Method
In Lippmann's method a glass plate was coated with a "grainless" (ultra fine grain) colour-sensitive film using the Albumen Process containing potassium bromide, dried, sensitized in the silver bath, washed, flowed with cyanine solution, dried and then brought into optical contact with a reflection surface; the back of the plate is then flowed in a plate holder of special form with pure mercury and exposed in the camera through the glass side of the plate, so that the light rays which strike the transparent light-sensitive film, are reflected in themselves and create interference phenomena of stationary waves. The standing waves cause exposure of the emulsion in diffraction patterns. The developed and fixated diffraction patterns constitute a Bragg condition in which diffuse, white light is scattered in a specular fashion and undergo constructive interference in accordance to Bragg's law. The result is an image having very similar colours as the original using a black & white photographic process.
For this method Lippmann won the Nobel Prize in Physics in 1908.
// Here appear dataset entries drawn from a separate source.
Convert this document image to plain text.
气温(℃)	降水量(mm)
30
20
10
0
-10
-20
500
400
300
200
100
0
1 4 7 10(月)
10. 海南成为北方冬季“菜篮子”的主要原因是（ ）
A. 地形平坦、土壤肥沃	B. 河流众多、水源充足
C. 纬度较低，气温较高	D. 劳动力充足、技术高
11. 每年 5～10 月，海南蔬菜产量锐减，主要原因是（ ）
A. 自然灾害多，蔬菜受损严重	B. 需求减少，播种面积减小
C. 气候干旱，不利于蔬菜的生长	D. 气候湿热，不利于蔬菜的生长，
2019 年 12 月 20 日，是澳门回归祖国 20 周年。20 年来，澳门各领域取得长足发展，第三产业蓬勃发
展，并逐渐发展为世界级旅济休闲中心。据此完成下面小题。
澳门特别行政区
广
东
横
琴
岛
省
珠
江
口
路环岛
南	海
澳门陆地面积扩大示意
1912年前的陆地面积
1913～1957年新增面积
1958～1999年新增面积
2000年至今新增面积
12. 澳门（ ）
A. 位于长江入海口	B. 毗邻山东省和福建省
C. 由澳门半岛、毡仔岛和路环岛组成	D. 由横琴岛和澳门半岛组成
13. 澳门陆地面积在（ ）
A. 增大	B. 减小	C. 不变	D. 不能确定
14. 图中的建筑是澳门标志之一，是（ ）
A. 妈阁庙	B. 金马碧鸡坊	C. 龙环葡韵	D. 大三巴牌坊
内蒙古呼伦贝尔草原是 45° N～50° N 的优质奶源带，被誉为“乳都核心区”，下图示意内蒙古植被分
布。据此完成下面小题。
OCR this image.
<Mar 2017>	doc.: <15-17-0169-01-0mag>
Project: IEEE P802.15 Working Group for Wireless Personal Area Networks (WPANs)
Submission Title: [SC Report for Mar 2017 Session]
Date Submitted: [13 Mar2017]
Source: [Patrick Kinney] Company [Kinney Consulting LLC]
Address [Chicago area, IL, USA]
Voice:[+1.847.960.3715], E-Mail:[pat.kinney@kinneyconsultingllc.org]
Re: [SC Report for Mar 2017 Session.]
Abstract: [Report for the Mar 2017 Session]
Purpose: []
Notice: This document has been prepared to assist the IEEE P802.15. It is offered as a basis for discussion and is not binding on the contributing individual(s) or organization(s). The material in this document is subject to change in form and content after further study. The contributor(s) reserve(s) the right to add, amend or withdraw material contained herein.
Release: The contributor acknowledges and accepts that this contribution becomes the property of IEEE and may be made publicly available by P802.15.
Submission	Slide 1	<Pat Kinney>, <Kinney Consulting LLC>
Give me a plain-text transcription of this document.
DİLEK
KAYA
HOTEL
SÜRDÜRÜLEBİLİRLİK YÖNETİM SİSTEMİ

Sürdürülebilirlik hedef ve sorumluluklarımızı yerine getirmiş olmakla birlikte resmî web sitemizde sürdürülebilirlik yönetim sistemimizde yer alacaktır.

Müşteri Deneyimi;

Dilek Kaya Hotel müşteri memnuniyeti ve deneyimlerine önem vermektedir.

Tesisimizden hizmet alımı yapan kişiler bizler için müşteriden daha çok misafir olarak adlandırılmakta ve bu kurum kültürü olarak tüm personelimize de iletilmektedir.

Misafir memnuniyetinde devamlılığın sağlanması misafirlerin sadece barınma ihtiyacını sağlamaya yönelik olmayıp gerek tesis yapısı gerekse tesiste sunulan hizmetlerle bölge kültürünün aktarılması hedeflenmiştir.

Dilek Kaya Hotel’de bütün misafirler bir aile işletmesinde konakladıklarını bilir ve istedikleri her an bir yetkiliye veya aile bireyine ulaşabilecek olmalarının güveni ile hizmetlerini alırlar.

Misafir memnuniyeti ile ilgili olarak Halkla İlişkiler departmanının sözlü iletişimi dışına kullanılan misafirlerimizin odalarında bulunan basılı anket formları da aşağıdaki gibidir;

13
The colour image can only be viewed in the reflection of a diffuse light source from the plate, making the field of view limited, and it cannot be copied. The technique was very insensitive with the emulsions of the time and it never came into general use. Another reason Lippmann's process of colour photography did not succeed can be found in the invention of the autochrome plates by the brothers A. and L. Lumière. Lippmann photographic techniques are being developed to produce images which can easily be viewed, but not copied, for security purposes.